Mainauenhof: Altenplos ist im Rennen

So könnte es einmal im Dorfpark von Altenplos aussehen, wenn der Mainauenhof der Landesgartenschau hier aufgebaut wird. Fotomontage: UmbauStadt Weimar

Die Pegnitzer wollten ihn schon haben und die Goldkronacher auch. Jetzt sind die Heinersreuther am Zug. Der Mainauenhof aus der Landesgartenschau Bayreuth soll den Dorfpark in Altenplos aufwerten. Das zumindest war die Idee des verstorbenen Gartenbauvereinsvorsitzenden Waldemar Maisel, und nach zähem Ringen folgen auch die Gemeinderäte dem Vorschlag.
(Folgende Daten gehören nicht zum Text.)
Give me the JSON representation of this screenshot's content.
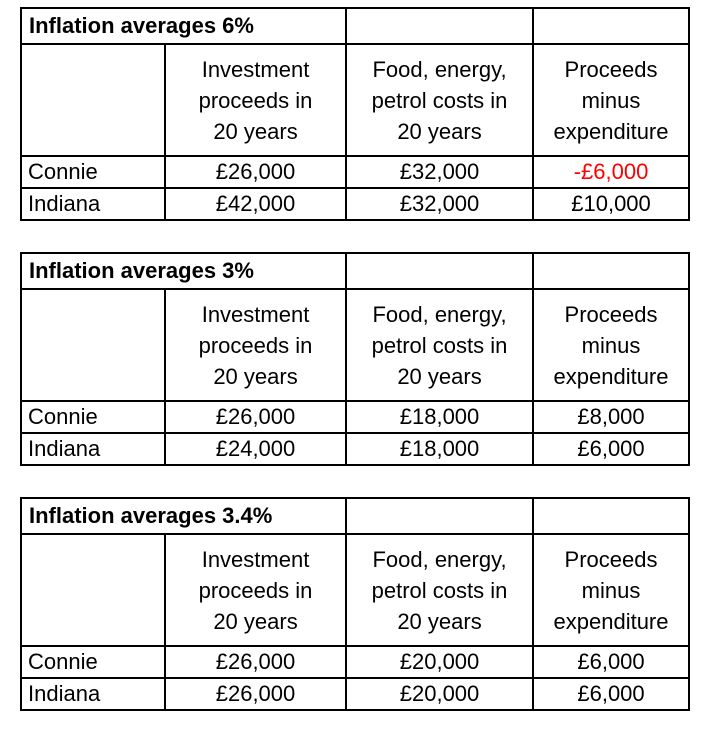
{
  "colors": {
    "background": "#ffffff",
    "text": "#000000",
    "border": "#000000",
    "negative_value": "#ff0000"
  },
  "tables": [
    {
      "title": "Inflation averages 6%",
      "headers": {
        "row_label": "",
        "investment": "Investment\nproceeds in\n20 years",
        "costs": "Food, energy,\npetrol costs in\n20 years",
        "net": "Proceeds\nminus\nexpenditure"
      },
      "rows": [
        {
          "name": "Connie",
          "investment": "£26,000",
          "costs": "£32,000",
          "net": "-£6,000"
        },
        {
          "name": "Indiana",
          "investment": "£42,000",
          "costs": "£32,000",
          "net": "£10,000"
        }
      ]
    },
    {
      "title": "Inflation averages 3%",
      "headers": {
        "row_label": "",
        "investment": "Investment\nproceeds in\n20 years",
        "costs": "Food, energy,\npetrol costs in\n20 years",
        "net": "Proceeds\nminus\nexpenditure"
      },
      "rows": [
        {
          "name": "Connie",
          "investment": "£26,000",
          "costs": "£18,000",
          "net": "£8,000"
        },
        {
          "name": "Indiana",
          "investment": "£24,000",
          "costs": "£18,000",
          "net": "£6,000"
        }
      ]
    },
    {
      "title": "Inflation averages 3.4%",
      "headers": {
        "row_label": "",
        "investment": "Investment\nproceeds in\n20 years",
        "costs": "Food, energy,\npetrol costs in\n20 years",
        "net": "Proceeds\nminus\nexpenditure"
      },
      "rows": [
        {
          "name": "Connie",
          "investment": "£26,000",
          "costs": "£20,000",
          "net": "£6,000"
        },
        {
          "name": "Indiana",
          "investment": "£26,000",
          "costs": "£20,000",
          "net": "£6,000"
        }
      ]
    }
  ]
}
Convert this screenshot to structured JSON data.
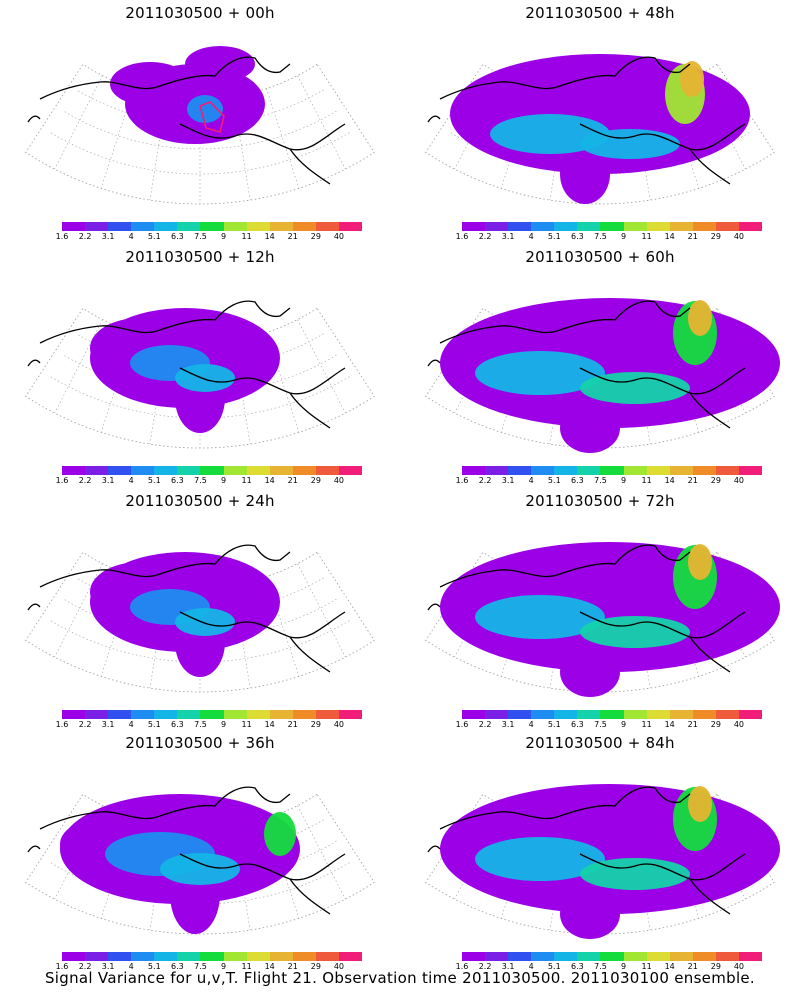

Einstimmig.

Im Frühjahr, nach der Neuwahl der Vorstandschaft, soll entschieden werden. Die Bewerbung im Landratsamt wird aufrecht erhalten. Kosten soll das Gebäude 20.000 Euro. Noch einmal die selbe Summe dürfte für Fundamente, Bodenplatte und den Aufbau des Gebäudes fällig werden. Auf eine Bezuschussung in Höhe von 60 Prozent hofft die Gemeinde.

Ran an die Bebauung

Drei Standorte sind es sogar, die in die engere Wahl gezogen wurden, doch nur einer scheint den Gemeinderäten wirklich geeignet. Derjenige, der nah an die Bebauung heranrückt. Nur so könne man Vandalismus vermeiden, sagt Bürgermeisterin Simone Kirschner. Auch am Nutzungskonzept fehlt noch einiges, sagt sie, "aber wir sind nicht unter Zeitdruck." Norbert Eichler, SPD, gleichzeitig kommissarischer Vorsitzender des Gartenbauvereins, betont: "Wir stehen hinter dem Antrag." Aber: "Entscheiden muss die neue Vorstandschaft. Am 23. Februar findet die Jahresversammlung statt."

SPD contra CSU

Der alte Zwist zwischen CSU und SPD bricht in der Diskussion danach wieder auf. Elisabeth Tamler, SPD, moniert, dass das Projekt den Bürgern vorgestellt werde als ob schon alles gekauft sei. "Es gibt aber keinen Gemeinderatsbeschluss." Immerhin handele es sich um eine nicht unerhebliche Summe.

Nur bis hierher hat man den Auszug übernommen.